Dogs that had been diagnosed with intestinal T-cell lymphoma (ITL) and then treated with chemotherapy were chosen for initial retrospective studies; 48 individuals were broken into two groups of 24 each based on whether a histochemical assay of their lymph cells revealed high or low levels of HIF-1α protein expression. Dogs with high levels of this protein were statistically more likely to have larger tumors and develop systemic disease. By contrast, dogs with low levels of this protein were more likely to recover following chemotherapy and had a higher overall response rate. They also found that the protein tended to be localized in the nucleus under hypoxic conditions but in the cytosol under non-hypoxic (i.e., “normoxic”) conditions. This gave clues to its mechanism of action.

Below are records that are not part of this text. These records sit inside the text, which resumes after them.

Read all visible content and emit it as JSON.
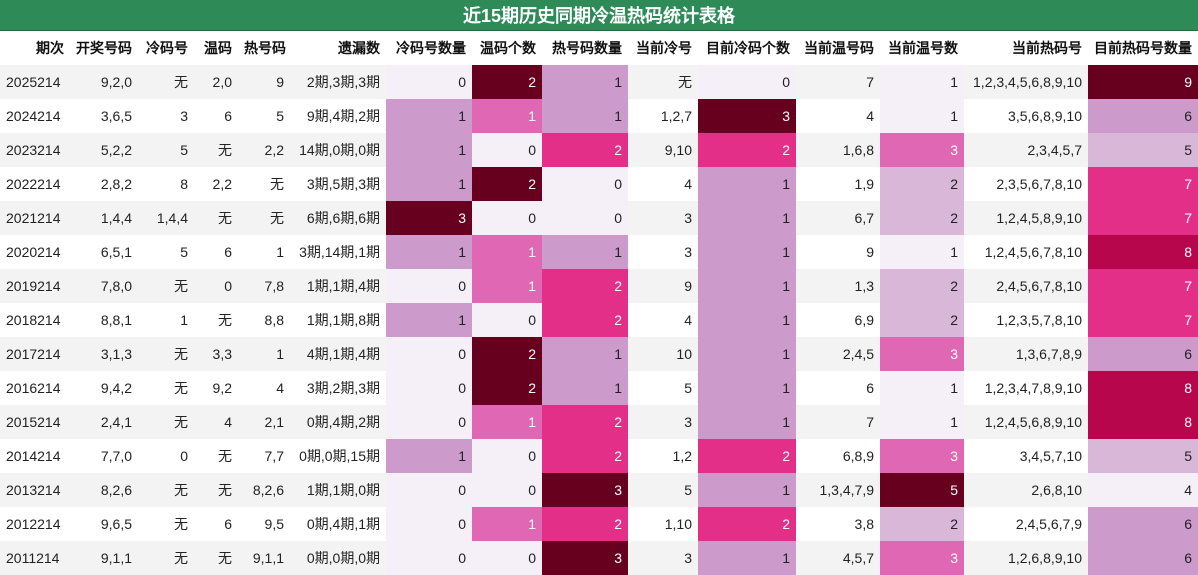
{
  "title": "近15期历史同期冷温热码统计表格",
  "headers": [
    "期次",
    "开奖号码",
    "冷码号",
    "温码",
    "热号码",
    "遗漏数",
    "冷码号数量",
    "温码个数",
    "热号码数量",
    "当前冷号",
    "目前冷码个数",
    "当前温号码",
    "当前温号数",
    "当前热码号",
    "目前热码号数量"
  ],
  "rows": [
    {
      "issue": "2025214",
      "draw": "9,2,0",
      "cold": "无",
      "warm": "2,0",
      "hot": "9",
      "miss": "2期,3期,3期",
      "cold_count": "0",
      "warm_count": "2",
      "hot_count": "1",
      "cur_cold": "无",
      "cur_cold_count": "0",
      "cur_warm": "7",
      "cur_warm_count": "1",
      "cur_hot": "1,2,3,4,5,6,8,9,10",
      "cur_hot_count": "9"
    },
    {
      "issue": "2024214",
      "draw": "3,6,5",
      "cold": "3",
      "warm": "6",
      "hot": "5",
      "miss": "9期,4期,2期",
      "cold_count": "1",
      "warm_count": "1",
      "hot_count": "1",
      "cur_cold": "1,2,7",
      "cur_cold_count": "3",
      "cur_warm": "4",
      "cur_warm_count": "1",
      "cur_hot": "3,5,6,8,9,10",
      "cur_hot_count": "6"
    },
    {
      "issue": "2023214",
      "draw": "5,2,2",
      "cold": "5",
      "warm": "无",
      "hot": "2,2",
      "miss": "14期,0期,0期",
      "cold_count": "1",
      "warm_count": "0",
      "hot_count": "2",
      "cur_cold": "9,10",
      "cur_cold_count": "2",
      "cur_warm": "1,6,8",
      "cur_warm_count": "3",
      "cur_hot": "2,3,4,5,7",
      "cur_hot_count": "5"
    },
    {
      "issue": "2022214",
      "draw": "2,8,2",
      "cold": "8",
      "warm": "2,2",
      "hot": "无",
      "miss": "3期,5期,3期",
      "cold_count": "1",
      "warm_count": "2",
      "hot_count": "0",
      "cur_cold": "4",
      "cur_cold_count": "1",
      "cur_warm": "1,9",
      "cur_warm_count": "2",
      "cur_hot": "2,3,5,6,7,8,10",
      "cur_hot_count": "7"
    },
    {
      "issue": "2021214",
      "draw": "1,4,4",
      "cold": "1,4,4",
      "warm": "无",
      "hot": "无",
      "miss": "6期,6期,6期",
      "cold_count": "3",
      "warm_count": "0",
      "hot_count": "0",
      "cur_cold": "3",
      "cur_cold_count": "1",
      "cur_warm": "6,7",
      "cur_warm_count": "2",
      "cur_hot": "1,2,4,5,8,9,10",
      "cur_hot_count": "7"
    },
    {
      "issue": "2020214",
      "draw": "6,5,1",
      "cold": "5",
      "warm": "6",
      "hot": "1",
      "miss": "3期,14期,1期",
      "cold_count": "1",
      "warm_count": "1",
      "hot_count": "1",
      "cur_cold": "3",
      "cur_cold_count": "1",
      "cur_warm": "9",
      "cur_warm_count": "1",
      "cur_hot": "1,2,4,5,6,7,8,10",
      "cur_hot_count": "8"
    },
    {
      "issue": "2019214",
      "draw": "7,8,0",
      "cold": "无",
      "warm": "0",
      "hot": "7,8",
      "miss": "1期,1期,4期",
      "cold_count": "0",
      "warm_count": "1",
      "hot_count": "2",
      "cur_cold": "9",
      "cur_cold_count": "1",
      "cur_warm": "1,3",
      "cur_warm_count": "2",
      "cur_hot": "2,4,5,6,7,8,10",
      "cur_hot_count": "7"
    },
    {
      "issue": "2018214",
      "draw": "8,8,1",
      "cold": "1",
      "warm": "无",
      "hot": "8,8",
      "miss": "1期,1期,8期",
      "cold_count": "1",
      "warm_count": "0",
      "hot_count": "2",
      "cur_cold": "4",
      "cur_cold_count": "1",
      "cur_warm": "6,9",
      "cur_warm_count": "2",
      "cur_hot": "1,2,3,5,7,8,10",
      "cur_hot_count": "7"
    },
    {
      "issue": "2017214",
      "draw": "3,1,3",
      "cold": "无",
      "warm": "3,3",
      "hot": "1",
      "miss": "4期,1期,4期",
      "cold_count": "0",
      "warm_count": "2",
      "hot_count": "1",
      "cur_cold": "10",
      "cur_cold_count": "1",
      "cur_warm": "2,4,5",
      "cur_warm_count": "3",
      "cur_hot": "1,3,6,7,8,9",
      "cur_hot_count": "6"
    },
    {
      "issue": "2016214",
      "draw": "9,4,2",
      "cold": "无",
      "warm": "9,2",
      "hot": "4",
      "miss": "3期,2期,3期",
      "cold_count": "0",
      "warm_count": "2",
      "hot_count": "1",
      "cur_cold": "5",
      "cur_cold_count": "1",
      "cur_warm": "6",
      "cur_warm_count": "1",
      "cur_hot": "1,2,3,4,7,8,9,10",
      "cur_hot_count": "8"
    },
    {
      "issue": "2015214",
      "draw": "2,4,1",
      "cold": "无",
      "warm": "4",
      "hot": "2,1",
      "miss": "0期,4期,2期",
      "cold_count": "0",
      "warm_count": "1",
      "hot_count": "2",
      "cur_cold": "3",
      "cur_cold_count": "1",
      "cur_warm": "7",
      "cur_warm_count": "1",
      "cur_hot": "1,2,4,5,6,8,9,10",
      "cur_hot_count": "8"
    },
    {
      "issue": "2014214",
      "draw": "7,7,0",
      "cold": "0",
      "warm": "无",
      "hot": "7,7",
      "miss": "0期,0期,15期",
      "cold_count": "1",
      "warm_count": "0",
      "hot_count": "2",
      "cur_cold": "1,2",
      "cur_cold_count": "2",
      "cur_warm": "6,8,9",
      "cur_warm_count": "3",
      "cur_hot": "3,4,5,7,10",
      "cur_hot_count": "5"
    },
    {
      "issue": "2013214",
      "draw": "8,2,6",
      "cold": "无",
      "warm": "无",
      "hot": "8,2,6",
      "miss": "1期,1期,0期",
      "cold_count": "0",
      "warm_count": "0",
      "hot_count": "3",
      "cur_cold": "5",
      "cur_cold_count": "1",
      "cur_warm": "1,3,4,7,9",
      "cur_warm_count": "5",
      "cur_hot": "2,6,8,10",
      "cur_hot_count": "4"
    },
    {
      "issue": "2012214",
      "draw": "9,6,5",
      "cold": "无",
      "warm": "6",
      "hot": "9,5",
      "miss": "0期,4期,1期",
      "cold_count": "0",
      "warm_count": "1",
      "hot_count": "2",
      "cur_cold": "1,10",
      "cur_cold_count": "2",
      "cur_warm": "3,8",
      "cur_warm_count": "2",
      "cur_hot": "2,4,5,6,7,9",
      "cur_hot_count": "6"
    },
    {
      "issue": "2011214",
      "draw": "9,1,1",
      "cold": "无",
      "warm": "无",
      "hot": "9,1,1",
      "miss": "0期,0期,0期",
      "cold_count": "0",
      "warm_count": "0",
      "hot_count": "3",
      "cur_cold": "3",
      "cur_cold_count": "1",
      "cur_warm": "4,5,7",
      "cur_warm_count": "3",
      "cur_hot": "1,2,6,8,9,10",
      "cur_hot_count": "6"
    }
  ],
  "colors": {
    "title_bg": "#2e8b57",
    "scale": [
      "#f5eff7",
      "#d8b7d9",
      "#cc9bcb",
      "#df67b3",
      "#e32f88",
      "#b8064c",
      "#67001f"
    ]
  }
}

The researchers then moved into an experimental study of whether the drug evofosfamide (Evo), a compound that happens to release its DNA alkylating moiety (a tumor suppressor) under hypoxic conditions, could be used as a therapeutic boost in canine patients with ITL. They cultured canine ITL cell lines in TheWell Bioscience’s VitroGel® 3D-RGD to produce viable cell masses that could be studied in vitro for a response to Evo application. This 3D environment mimics in vivo cancer cell growth conditions. Notably, while hypoxic conditions spurred tumor growth in the absence of Evo, when an IC50 of this drug (ca. 50 μM) was applied for 24 hours, all three cell lines tested showed low levels of HIF-1α protein expression, which presumably could lead to better responses to chemotherapy in live patients.
While more studies need to be done in this arena, particularly on the toxicity of Evo and on the specific mechanism by which Evo exerts its effect, neither of which are fully understood, the current study shows promise for the efficacy of evofosfamide as a booster to treat ITL in dogs.